Home / Faculty & Research / Giacinto Scoles

Giacinto Scoles

Research Area:
Spectroscopy / Physical Chemistry
Contact:

 

Scoles Group Website

 

Giacinto Scoles
Donner Professor of Science, Emeritus; Professor of Chemistry, Emeritus
[email protected]
215-204-0308

Research Focus

During the last ten years, I have shifted the center of my scientific activity towards the important and interesting questions that are now emerging in the fields of biology and medicine. I am trying to bring my contribution to these research areas with the tools and the method of Nanoscience and Nanotechnology without losing sight of the need for a quantitative treatment and the use of theory and molecular simulations so that our contribution could be distinguished from those equally important but of a less general nature that can be obtained through the classic methods of molecular biology.

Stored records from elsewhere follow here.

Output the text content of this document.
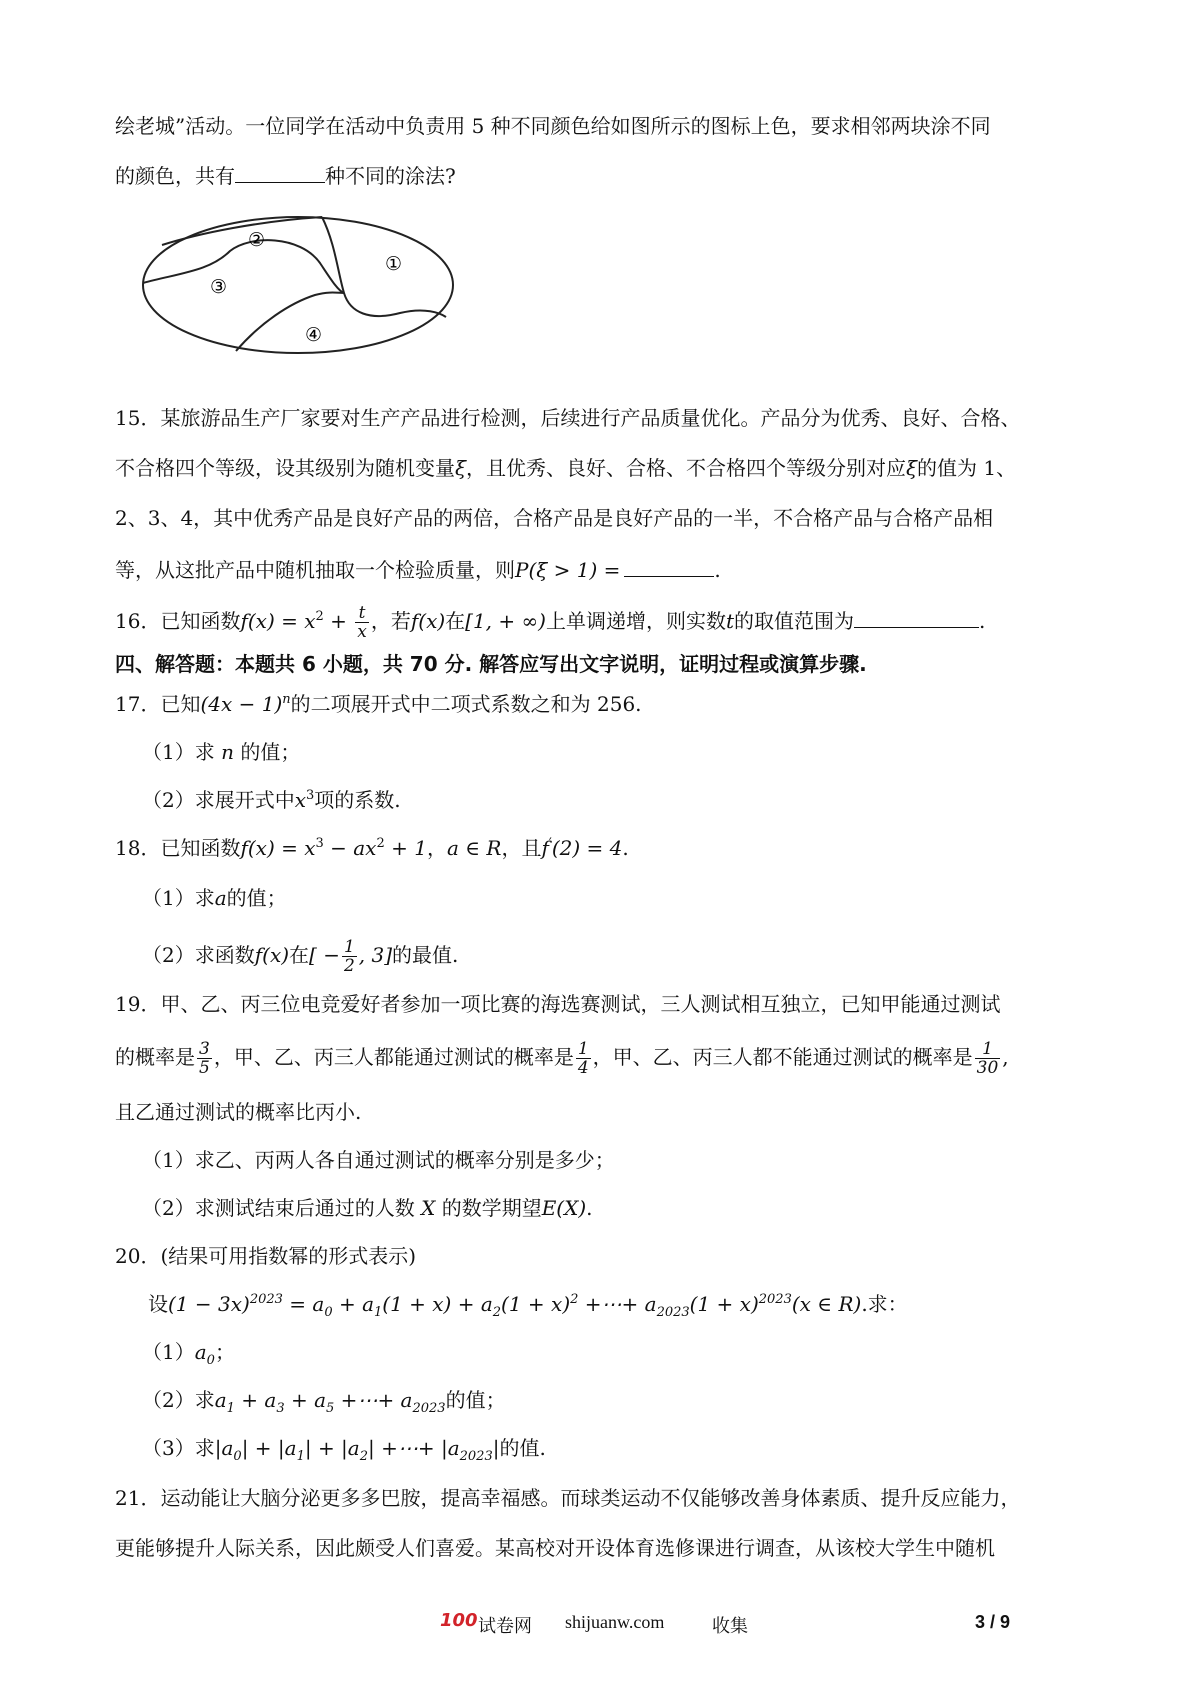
绘老城”活动。一位同学在活动中负责用 5 种不同颜色给如图所示的图标上色，要求相邻两块涂不同
的颜色，共有	种不同的涂法?
①
②
③
④
15．某旅游品生产厂家要对生产产品进行检测，后续进行产品质量优化。产品分为优秀、良好、合格、
不合格四个等级，设其级别为随机变量ξ，且优秀、良好、合格、不合格四个等级分别对应ξ的值为 1、
2、3、4，其中优秀产品是良好产品的两倍，合格产品是良好产品的一半，不合格产品与合格产品相
等，从这批产品中随机抽取一个检验质量，则P(ξ > 1) =	.
16．已知函数$f(x) = x^2 + \frac{t}{x}$ ，若f(x)在[1, + ∞)上单调递增，则实数t的取值范围为	.
四、解答题：本题共 6 小题，共 70 分. 解答应写出文字说明，证明过程或演算步骤.
17．已知$(4x - 1)^n$的二项展开式中二项式系数之和为 256.
（1）求 n 的值；
（2）求展开式中$x^3$项的系数.
18．已知函数$f(x) = x^3 - ax^2 + 1$，a ∈ R，且f′(2) = 4.
（1）求a的值；
（2）求函数f(x)在[ − $\frac{1}{2}$ , 3]的最值.
19．甲、乙、丙三位电竞爱好者参加一项比赛的海选赛测试，三人测试相互独立，已知甲能通过测试
的概率是 $\frac{3}{5}$ ，甲、乙、丙三人都能通过测试的概率是 $\frac{1}{4}$ ，甲、乙、丙三人都不能通过测试的概率是 $\frac{1}{30}$ ,
且乙通过测试的概率比丙小.
（1）求乙、丙两人各自通过测试的概率分别是多少；
（2）求测试结束后通过的人数 X 的数学期望E(X).
20．(结果可用指数幂的形式表示)
设$(1 - 3x)^{2023} = a_0 + a_1(1 + x) + a_2(1 + x)^2$ +⋯+ $a_{2023}(1 + x)^{2023}(x$ ∈ R).求：
$(1)a_0$；
（2）求$a_1 + a_3 + a_5$ +⋯+ $a_{2023}$的值；
（3）求$|a_0| + |a_1| + |a_2|$ +⋯+ $|a_{2023}|$的值.
21．运动能让大脑分泌更多多巴胺，提高幸福感。而球类运动不仅能够改善身体素质、提升反应能力，
更能够提升人际关系，因此颇受人们喜爱。某高校对开设体育选修课进行调查，从该校大学生中随机
100 试卷网 shijuanw.com	收集	3 / 9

The focus and the goal of our research is likely to be for the next 5 years the quantitative, high throughput, measurement of proteins and their interactions (Interactomics) in samples produced by a very small number of cells or within single cells. By means of this type of measurements we hope to make new inroads into quantitative diagnostics and disease monitoring. A second interest is the study (using the same methods and techniques) of stem cells especially in human organs, like the heart, where until relatively recently their presence had escaped detection by standard methods.

Finally, we have recently entered the field of drug discovery where we hope to apply a new method that we call of the “earphones”. In this method we make use of the tremendous advances made recently by computational theory in calculating and optimizing in a reliable way the interactions between small peptides and structured and unstructured biomolecules — enzymes, in particular. Briefly we plan to tether a “drug” molecule with a linker to an oligo-pepetide that is designed to (and indeed does) bind to the back of the enzyme. The increased effective concentration of the “drug” will then ensure its binding to the active site of the enzyme. These new but “digestable” drugs will unlikely to be toxic, but in order to cross the cell membrane unchanged and ready to do their job, they will need to be delivered via targeted nanovectors.

Selected Publications

Avolio, E.; Gianfranceschi, G.; Cesselli, D.; Caragnano, A.; Athanasakis, E.; Katare, R.; Meloni, M.; Palma, A.; Barchiesi, A.; Vascotto, C.; Toffoletto, B.; Mazzega, E.; Finato, N.; Aresu, G.; Livi, U.; Emanueli, C.; Scoles, G.; Beltrami, C. A.; Madeddu, P.; Beltrami, A. P., “Ex vivo molecular rejuvenation improves the therapeutic activity of senescent human cardiac stem cells in a mouse model of myocardial infarction.” Stem cells (Dayton, Ohio) 2014, 32 (9), 2373-85.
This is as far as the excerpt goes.